Et ve et ürünleri bakterilerin çoğalmaları için son derece uygun bir ortam niteliğinde olduğunu söyleyen Maşalacı, şöyle devam etti:
“Uygun koşullarda bir bakteri 12 saatte 16 milyara ulaşabilmektedir. Bu durum hafif bir bakteri yüküne sahip bir etin iyi muhafaza edilmediği takdirde bir gece sonra insan sağlığı açısından ne derece büyük bir tehlikeye dönüşebileceği konusunda fikir vermektedir.

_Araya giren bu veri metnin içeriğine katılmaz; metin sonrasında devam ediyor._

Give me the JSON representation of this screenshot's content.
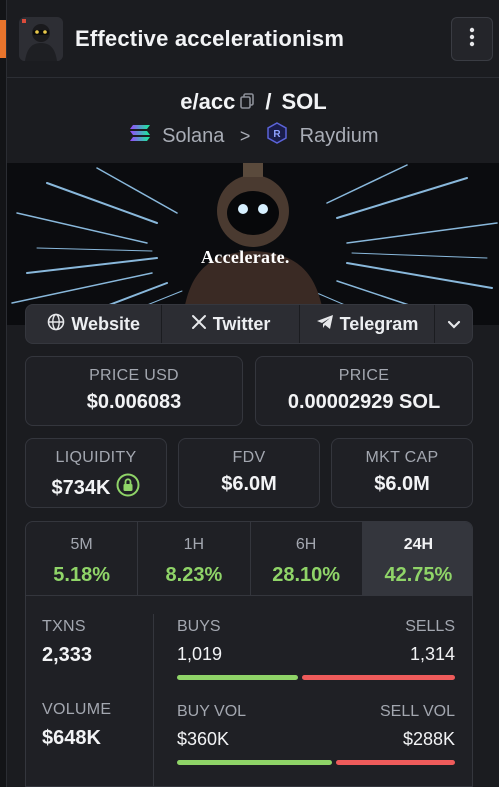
{
  "header": {
    "title": "Effective accelerationism"
  },
  "pair": {
    "base": "e/acc",
    "separator": "/",
    "quote": "SOL",
    "chain": "Solana",
    "chevron": ">",
    "dex": "Raydium"
  },
  "banner": {
    "text": "Accelerate."
  },
  "links": {
    "website": "Website",
    "twitter": "Twitter",
    "telegram": "Telegram"
  },
  "price_usd": {
    "label": "PRICE USD",
    "value": "$0.006083"
  },
  "price_native": {
    "label": "PRICE",
    "value": "0.00002929 SOL"
  },
  "liquidity": {
    "label": "LIQUIDITY",
    "value": "$734K"
  },
  "fdv": {
    "label": "FDV",
    "value": "$6.0M"
  },
  "mkt_cap": {
    "label": "MKT CAP",
    "value": "$6.0M"
  },
  "timeframes": [
    {
      "label": "5M",
      "value": "5.18%"
    },
    {
      "label": "1H",
      "value": "8.23%"
    },
    {
      "label": "6H",
      "value": "28.10%"
    },
    {
      "label": "24H",
      "value": "42.75%"
    }
  ],
  "active_timeframe": "24H",
  "txns": {
    "label": "TXNS",
    "value": "2,333"
  },
  "volume": {
    "label": "VOLUME",
    "value": "$648K"
  },
  "buys": {
    "label": "BUYS",
    "value": "1,019"
  },
  "sells": {
    "label": "SELLS",
    "value": "1,314"
  },
  "buy_vol": {
    "label": "BUY VOL",
    "value": "$360K"
  },
  "sell_vol": {
    "label": "SELL VOL",
    "value": "$288K"
  },
  "ratios": {
    "buys_fraction": 0.437,
    "buy_vol_fraction": 0.556
  },
  "colors": {
    "positive": "#8fd468",
    "negative": "#ee5b5b",
    "accent": "#e8742c"
  },
  "icons": {
    "menu": "vertical-dots-icon",
    "copy": "copy-icon",
    "chain": "solana-icon",
    "dex": "raydium-icon",
    "website": "globe-icon",
    "twitter": "x-icon",
    "telegram": "telegram-icon",
    "expand": "chevron-down-icon",
    "lock": "lock-icon"
  }
}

Kurban etleri, parçalar halinde temiz kaplara konulmalı ve önce güneş görmeyen serin bir yerde 5-6 saati geçmeyecek şekilde bekletilerek etin sıcaklığının düşmesi sağlandıktan sonra buzdolabına kaldırılmalıdır. Kurbanlık etler henüz kesim sıcaklığında iken buzdolabına poşet içinde veya hava alamayacak bir durumda büyük parçalar halinde üst üste konulursa, buzdolabı ısısı etin iç kısımlarını soğutmaya yetmez. Bu nedenle etin hava almayan kısımlarında çok kısa sürede bozulma ve kokuşma hatta yeşillenme görülür. Böyle kısımlar kesinlikle tüketilmemeli atılmalıdır. Kurbanlık etin dayanma süresi, kesim kalitesi ve et parçasının büyüklüğüne göre değişmekle beraber normal buzdolabı koşullarında 5 veya 6 gündür. Bu süre kıymada genellikle 3 gündür. Eğer daha uzun süreli muhafaza düşünülüyorsa etler derin dondurucuda eksi 18 derecede muhafaza edilmelidir.”